Une préoccupation qui doit être importante à tous ceux qui lisent cet article : le poids de la feuille de styles. De mémoire, Tailwind CSS fait un régime à la feuille de style en utilisant UnCSS. Il me semble que c'est une préconisation de base dans la documentation.

Pour ma conception perso, entre un Bootstrap et un Tailwind j'opte pour une utilisation entre les deux : je prévois des composants complets à la Bootstrap mais en allégeant beaucoup mon code avec la prévision de classes utilitaires. Par exemple pour une grille, au lieu de définir d'emblée des gouttières je les mets en option. Dans mon code ça fera un `.grid4.gap` plutôt qu'un `.grid4` tout court.
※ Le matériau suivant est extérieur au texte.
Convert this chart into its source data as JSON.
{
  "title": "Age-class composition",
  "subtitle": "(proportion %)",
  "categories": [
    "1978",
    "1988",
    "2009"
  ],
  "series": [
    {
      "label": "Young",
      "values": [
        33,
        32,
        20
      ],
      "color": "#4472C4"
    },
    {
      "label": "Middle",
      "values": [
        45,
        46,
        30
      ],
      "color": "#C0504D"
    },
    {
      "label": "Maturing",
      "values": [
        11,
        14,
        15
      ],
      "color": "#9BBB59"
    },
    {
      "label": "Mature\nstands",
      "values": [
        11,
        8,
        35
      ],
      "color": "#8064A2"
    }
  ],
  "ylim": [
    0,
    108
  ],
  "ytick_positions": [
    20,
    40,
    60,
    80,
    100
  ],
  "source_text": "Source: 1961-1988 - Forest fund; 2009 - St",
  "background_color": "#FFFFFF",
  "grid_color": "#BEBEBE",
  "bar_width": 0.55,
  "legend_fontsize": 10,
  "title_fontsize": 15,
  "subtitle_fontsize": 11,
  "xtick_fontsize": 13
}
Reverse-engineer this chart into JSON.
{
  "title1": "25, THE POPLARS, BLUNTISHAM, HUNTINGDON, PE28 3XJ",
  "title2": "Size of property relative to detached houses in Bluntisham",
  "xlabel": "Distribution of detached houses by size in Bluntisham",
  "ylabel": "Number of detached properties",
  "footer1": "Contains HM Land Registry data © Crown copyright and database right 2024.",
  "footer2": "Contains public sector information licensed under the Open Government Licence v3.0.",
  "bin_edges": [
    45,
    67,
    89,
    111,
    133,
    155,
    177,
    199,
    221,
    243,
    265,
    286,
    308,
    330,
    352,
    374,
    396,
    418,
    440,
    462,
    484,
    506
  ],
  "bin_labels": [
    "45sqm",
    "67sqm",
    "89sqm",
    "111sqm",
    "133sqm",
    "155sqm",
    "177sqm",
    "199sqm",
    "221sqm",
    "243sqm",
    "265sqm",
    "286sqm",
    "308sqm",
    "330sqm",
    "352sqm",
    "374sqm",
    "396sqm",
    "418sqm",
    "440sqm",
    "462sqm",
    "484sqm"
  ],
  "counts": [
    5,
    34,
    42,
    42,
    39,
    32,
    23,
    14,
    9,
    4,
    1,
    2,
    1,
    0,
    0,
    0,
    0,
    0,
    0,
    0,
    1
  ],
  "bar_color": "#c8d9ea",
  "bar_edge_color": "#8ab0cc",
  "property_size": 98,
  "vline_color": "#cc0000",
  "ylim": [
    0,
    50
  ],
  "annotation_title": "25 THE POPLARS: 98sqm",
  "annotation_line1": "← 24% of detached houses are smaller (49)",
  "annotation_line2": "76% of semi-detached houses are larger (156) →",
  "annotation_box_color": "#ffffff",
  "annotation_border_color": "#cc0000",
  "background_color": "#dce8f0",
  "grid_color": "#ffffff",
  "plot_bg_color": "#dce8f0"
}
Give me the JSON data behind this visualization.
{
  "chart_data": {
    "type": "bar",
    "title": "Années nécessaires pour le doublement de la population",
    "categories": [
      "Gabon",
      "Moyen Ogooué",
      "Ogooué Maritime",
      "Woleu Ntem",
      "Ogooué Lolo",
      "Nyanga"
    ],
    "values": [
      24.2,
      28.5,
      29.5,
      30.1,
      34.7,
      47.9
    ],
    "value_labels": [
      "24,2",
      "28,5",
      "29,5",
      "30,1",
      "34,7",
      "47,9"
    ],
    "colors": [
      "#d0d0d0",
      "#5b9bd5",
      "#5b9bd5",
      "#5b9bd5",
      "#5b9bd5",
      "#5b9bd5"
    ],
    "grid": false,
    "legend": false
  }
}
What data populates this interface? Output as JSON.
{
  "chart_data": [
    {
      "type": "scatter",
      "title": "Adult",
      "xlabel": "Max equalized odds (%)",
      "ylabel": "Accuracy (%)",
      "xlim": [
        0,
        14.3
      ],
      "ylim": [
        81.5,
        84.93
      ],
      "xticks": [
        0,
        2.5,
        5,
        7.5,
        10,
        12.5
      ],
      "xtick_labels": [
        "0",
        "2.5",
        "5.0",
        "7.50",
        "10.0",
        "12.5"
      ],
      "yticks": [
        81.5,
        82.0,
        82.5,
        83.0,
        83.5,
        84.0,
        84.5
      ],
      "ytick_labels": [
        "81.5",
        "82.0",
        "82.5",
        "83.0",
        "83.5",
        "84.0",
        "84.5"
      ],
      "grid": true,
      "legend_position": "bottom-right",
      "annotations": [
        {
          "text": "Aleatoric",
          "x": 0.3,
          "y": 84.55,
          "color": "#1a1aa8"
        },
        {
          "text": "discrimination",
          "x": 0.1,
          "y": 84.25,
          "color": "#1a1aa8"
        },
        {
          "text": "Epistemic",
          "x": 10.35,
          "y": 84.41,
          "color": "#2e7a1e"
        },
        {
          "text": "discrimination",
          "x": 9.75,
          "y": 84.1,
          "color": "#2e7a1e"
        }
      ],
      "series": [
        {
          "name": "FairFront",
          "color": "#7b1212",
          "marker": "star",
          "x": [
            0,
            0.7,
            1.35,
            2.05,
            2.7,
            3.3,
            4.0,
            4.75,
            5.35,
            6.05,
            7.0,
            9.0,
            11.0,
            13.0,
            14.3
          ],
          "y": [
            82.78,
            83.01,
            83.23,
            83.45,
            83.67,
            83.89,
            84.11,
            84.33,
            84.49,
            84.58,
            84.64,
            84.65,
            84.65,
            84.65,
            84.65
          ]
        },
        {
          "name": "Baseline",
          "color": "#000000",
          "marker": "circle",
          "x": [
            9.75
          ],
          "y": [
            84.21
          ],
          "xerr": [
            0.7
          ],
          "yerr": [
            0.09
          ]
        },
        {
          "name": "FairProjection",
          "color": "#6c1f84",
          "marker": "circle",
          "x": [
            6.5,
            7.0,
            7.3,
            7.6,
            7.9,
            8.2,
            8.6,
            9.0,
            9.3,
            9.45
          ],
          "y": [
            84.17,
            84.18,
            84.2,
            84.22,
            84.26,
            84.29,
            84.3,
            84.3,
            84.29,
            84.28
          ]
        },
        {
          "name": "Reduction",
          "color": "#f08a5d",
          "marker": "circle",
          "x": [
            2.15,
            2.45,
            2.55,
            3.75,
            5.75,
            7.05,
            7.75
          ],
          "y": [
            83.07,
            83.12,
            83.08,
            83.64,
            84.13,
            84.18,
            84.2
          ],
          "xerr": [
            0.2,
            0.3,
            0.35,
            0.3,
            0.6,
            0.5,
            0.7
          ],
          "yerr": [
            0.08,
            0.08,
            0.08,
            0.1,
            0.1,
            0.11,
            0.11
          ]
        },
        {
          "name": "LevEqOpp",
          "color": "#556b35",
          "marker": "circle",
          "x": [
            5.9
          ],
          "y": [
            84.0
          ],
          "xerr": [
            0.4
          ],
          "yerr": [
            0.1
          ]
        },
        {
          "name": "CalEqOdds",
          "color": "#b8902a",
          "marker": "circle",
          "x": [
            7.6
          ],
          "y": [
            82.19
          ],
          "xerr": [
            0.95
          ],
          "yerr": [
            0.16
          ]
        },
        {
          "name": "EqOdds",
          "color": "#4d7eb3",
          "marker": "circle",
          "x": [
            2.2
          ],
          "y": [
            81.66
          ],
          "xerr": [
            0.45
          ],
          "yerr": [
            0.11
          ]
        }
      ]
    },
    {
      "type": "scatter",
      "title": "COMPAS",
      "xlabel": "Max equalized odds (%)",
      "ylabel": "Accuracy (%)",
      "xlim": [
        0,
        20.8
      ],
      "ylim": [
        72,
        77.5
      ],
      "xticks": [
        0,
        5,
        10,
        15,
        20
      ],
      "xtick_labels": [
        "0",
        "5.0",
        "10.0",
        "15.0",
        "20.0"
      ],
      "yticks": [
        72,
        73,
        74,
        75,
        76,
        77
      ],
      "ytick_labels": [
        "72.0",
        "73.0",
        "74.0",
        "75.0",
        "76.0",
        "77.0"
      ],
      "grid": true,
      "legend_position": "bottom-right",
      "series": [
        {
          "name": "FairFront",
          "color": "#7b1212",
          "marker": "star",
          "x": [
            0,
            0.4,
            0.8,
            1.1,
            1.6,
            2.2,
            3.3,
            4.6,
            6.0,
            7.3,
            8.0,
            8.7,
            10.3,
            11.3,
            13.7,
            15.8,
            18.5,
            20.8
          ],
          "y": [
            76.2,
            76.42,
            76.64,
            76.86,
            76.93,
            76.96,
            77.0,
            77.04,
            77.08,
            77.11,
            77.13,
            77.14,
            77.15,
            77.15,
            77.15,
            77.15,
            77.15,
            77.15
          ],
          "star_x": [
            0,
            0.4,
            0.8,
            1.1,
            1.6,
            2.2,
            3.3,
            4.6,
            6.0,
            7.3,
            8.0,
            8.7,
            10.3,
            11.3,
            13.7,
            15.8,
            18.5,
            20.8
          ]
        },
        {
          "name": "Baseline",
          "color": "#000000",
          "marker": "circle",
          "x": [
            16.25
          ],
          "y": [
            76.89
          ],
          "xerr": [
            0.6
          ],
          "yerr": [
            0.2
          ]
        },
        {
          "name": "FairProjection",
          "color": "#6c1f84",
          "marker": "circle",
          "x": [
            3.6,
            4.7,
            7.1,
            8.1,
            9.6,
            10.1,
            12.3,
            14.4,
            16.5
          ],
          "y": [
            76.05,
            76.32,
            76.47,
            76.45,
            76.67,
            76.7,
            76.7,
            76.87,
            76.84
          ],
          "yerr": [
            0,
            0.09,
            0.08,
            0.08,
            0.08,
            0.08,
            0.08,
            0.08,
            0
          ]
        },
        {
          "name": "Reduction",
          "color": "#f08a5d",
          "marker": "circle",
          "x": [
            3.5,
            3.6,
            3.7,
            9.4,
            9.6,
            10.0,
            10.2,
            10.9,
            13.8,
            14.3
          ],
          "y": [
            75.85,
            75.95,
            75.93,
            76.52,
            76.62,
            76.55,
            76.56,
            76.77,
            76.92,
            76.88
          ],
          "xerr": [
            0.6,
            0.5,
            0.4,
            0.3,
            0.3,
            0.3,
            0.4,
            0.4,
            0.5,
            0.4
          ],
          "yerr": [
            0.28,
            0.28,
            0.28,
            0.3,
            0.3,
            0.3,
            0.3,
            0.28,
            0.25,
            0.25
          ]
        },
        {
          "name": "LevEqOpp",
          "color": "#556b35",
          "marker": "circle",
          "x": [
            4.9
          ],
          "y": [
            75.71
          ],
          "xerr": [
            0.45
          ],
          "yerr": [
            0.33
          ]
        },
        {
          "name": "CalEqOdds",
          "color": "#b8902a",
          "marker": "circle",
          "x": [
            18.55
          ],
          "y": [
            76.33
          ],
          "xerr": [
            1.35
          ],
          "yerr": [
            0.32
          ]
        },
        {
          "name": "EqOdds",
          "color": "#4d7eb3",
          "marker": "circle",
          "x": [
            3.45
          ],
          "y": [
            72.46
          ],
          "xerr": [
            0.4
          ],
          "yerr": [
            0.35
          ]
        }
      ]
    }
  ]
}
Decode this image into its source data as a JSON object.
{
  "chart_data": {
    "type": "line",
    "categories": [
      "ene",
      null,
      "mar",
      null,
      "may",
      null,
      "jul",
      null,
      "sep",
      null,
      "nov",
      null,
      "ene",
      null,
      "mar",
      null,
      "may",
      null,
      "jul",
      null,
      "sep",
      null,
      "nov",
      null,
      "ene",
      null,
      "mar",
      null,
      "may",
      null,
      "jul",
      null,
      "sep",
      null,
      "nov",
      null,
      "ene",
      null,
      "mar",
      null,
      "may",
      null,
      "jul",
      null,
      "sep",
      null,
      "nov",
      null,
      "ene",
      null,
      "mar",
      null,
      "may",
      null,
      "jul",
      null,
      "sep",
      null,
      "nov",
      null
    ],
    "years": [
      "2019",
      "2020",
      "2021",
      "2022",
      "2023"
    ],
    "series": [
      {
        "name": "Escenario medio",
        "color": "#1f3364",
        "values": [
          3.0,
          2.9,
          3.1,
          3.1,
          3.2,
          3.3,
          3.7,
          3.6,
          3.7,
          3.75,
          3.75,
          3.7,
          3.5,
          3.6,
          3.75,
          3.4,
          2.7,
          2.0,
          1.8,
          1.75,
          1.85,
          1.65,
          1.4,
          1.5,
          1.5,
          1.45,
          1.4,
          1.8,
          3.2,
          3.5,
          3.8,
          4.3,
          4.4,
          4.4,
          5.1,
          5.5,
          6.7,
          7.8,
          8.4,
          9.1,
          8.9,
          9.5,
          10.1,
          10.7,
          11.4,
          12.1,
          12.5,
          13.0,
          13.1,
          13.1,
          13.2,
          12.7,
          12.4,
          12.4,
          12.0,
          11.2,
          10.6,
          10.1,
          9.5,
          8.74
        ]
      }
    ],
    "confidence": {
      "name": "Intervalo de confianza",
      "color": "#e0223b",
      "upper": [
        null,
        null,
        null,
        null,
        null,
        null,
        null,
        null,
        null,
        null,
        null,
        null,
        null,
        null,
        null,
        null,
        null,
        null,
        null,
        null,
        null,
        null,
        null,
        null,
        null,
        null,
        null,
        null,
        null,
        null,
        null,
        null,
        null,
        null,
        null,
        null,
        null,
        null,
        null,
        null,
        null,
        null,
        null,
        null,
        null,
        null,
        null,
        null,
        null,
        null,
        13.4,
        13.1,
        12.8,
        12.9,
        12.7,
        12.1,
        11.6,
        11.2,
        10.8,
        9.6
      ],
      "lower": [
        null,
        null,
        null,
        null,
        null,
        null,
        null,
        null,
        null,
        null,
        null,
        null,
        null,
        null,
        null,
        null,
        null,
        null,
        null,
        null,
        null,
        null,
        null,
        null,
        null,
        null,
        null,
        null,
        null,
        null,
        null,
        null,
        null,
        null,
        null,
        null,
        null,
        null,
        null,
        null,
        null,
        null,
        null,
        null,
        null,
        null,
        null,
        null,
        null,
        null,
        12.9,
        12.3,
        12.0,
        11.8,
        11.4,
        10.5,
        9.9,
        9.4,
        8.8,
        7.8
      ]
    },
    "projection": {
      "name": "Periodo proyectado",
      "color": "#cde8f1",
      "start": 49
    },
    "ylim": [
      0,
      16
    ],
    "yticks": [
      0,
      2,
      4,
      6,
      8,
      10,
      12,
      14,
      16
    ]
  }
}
Je fais cela depuis des années et je n'ai pas à m'en plaindre.

D'ailleurs Bootstrap aussi prévoit quelques classes utilitaires.

Bonjour au nouveau venu chez Alsa.

@Olivier C : "De mémoire, Tailwind CSS fait un régime à la feuille de style en utilisant UnCSS."

Hello, à vrai dire il utilise PurgeCSS (c'est expliqué dans l'article), et je confirme que c'est déterminant de l'employer en effet ;)

On c'était intéressé à Tailwind depuis sa création, mais on a abandonné, trop verbeux, beaucoup beaucoup trop verbeux !

Ce qui nous a fait complètement abandonné TW (pour ne pas dire, le détesté), c'est l'accès à Tailwind-UI : 600$ pour une team...

On reste sous BS4 et vivement BS5.

Merci pour l’article <3

À mon avis, comparer Bootstrap et Tailwind est peu pertinent : ils n’ont pas du tout les mêmes cibles.

Bootstrap et ses composants préfabriqués ciblent principalement les équipes sans compétence ni en design, ni en intégration — et délivre à cette fin des composants préfabriqués, et un « bête » fichier de configuration pour personnaliser couleurs, typos, espacements, etc.

Utiliser Tailwind requière de vraiment bien connnaître CSS, puisqu’on peut presque résumer l’outil à un Emmet embarqué dans votre document (ce qui est super cool) mais pour construire votre composant entier, vous devez avoir un design cible et savoir le réaliser sans Tailwind, en CSS standard. On parle donc d’un projet disposant d’un intégrateur (pas nécessairement expert, mais qui connaisse suffisamment CSS) et d’un design cible.

Je grossis le trait, mais pour moi c’est comme comparer jQuery et Typescript : on est pas du tout dans la même catégorie.